I do feel that one cannot just step into this book and read from the beginning. There are events that are referenced repeatedly in the novellas which I would presume occurred in a recent book. The crew is still reeling from the loss of 23 crew members in some tragedy on a recent mission, and were still becoming comfortable with a few of the characters in this version of the crew, who were new replacements for fallen comrades. While this was referenced plenty of times in the stories, actually reading these events would probably make those elements more relevant and powerful.

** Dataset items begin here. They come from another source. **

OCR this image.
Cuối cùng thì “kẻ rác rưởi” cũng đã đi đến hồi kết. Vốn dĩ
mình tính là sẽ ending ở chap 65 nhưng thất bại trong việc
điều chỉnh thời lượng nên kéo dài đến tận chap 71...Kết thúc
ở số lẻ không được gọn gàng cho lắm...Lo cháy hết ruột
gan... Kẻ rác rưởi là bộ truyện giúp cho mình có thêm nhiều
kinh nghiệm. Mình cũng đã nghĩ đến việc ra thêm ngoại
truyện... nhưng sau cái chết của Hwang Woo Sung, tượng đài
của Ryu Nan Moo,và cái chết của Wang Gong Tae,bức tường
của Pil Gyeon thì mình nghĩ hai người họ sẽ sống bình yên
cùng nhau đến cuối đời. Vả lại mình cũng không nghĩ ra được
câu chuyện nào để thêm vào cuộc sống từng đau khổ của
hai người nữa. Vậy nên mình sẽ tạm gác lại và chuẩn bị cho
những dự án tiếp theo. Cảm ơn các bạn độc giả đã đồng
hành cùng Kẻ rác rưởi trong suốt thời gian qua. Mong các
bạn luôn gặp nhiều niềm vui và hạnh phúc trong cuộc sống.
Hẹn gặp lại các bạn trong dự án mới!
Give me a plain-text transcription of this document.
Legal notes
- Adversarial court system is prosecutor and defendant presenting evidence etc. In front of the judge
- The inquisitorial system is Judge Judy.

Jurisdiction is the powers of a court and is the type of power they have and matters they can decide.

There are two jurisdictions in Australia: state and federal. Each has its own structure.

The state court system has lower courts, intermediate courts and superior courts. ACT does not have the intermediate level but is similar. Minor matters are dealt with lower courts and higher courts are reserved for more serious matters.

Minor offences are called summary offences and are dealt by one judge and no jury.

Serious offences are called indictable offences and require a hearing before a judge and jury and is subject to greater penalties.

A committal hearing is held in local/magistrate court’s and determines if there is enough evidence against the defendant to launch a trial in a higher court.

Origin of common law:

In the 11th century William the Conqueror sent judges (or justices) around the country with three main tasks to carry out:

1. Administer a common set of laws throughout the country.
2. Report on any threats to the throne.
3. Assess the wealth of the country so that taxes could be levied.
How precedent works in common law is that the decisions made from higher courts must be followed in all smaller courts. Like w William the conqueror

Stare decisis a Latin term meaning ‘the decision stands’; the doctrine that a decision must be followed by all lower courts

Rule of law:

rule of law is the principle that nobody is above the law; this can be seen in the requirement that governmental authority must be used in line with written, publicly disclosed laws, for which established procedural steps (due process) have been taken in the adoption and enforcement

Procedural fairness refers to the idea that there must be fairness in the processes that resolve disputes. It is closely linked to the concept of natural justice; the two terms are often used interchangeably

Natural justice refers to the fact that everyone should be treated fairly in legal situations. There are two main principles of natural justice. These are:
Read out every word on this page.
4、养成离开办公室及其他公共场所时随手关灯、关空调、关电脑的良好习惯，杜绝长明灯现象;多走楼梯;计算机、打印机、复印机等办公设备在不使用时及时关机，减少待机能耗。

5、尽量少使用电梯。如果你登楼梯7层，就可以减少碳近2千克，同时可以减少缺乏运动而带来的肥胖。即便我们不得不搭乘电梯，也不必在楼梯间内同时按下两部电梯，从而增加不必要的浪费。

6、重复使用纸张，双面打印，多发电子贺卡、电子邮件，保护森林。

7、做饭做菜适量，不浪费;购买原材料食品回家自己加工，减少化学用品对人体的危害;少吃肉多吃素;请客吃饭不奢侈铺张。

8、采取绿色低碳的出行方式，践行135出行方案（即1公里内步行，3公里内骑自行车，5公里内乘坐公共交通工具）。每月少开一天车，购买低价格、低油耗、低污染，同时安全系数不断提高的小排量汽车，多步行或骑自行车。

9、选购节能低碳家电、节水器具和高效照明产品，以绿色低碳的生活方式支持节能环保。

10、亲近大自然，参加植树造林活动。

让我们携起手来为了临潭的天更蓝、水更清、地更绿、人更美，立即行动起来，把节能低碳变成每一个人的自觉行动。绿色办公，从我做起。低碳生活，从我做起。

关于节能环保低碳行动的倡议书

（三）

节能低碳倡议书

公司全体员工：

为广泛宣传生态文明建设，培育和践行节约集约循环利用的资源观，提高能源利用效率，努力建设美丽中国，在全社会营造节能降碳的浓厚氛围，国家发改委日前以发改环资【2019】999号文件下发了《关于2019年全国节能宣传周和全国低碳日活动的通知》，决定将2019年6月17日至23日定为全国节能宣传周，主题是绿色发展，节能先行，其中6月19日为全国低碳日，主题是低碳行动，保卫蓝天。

This brings me to one thing that annoyed me about the book. Certain impressions and descriptions of characters, how they were disliked by other crew members or were not yet comfortable because they were filling the post of a fallen crewmember who was greatly beloved, were continually outlined almost verbatim in most of the seven stories. That may be a function of the editing rather than the writing. I can see how the information is relevant in understanding characters and how they relate to one another. But when each story is part of a collection there is no need to be repetitive with that information. When I got to those sections it just felt like an annoying case of déjà vu.

I have to also mention that this book is 627 pages of novellas about an entire crew of engineers. There will be a lot of classic Star Trek technobabble in the stories. If you’re a person who gets lost in all that discussion this book, and probably the entire series I’d guess, may not be for you. I have never been put off by the technobabble but even I found my head spinning by many discussions of probability, the Heisenberg Uncertainty Principle, and Schrodinger’s Cat in the last story, which was otherwise one of my two favorites in the book.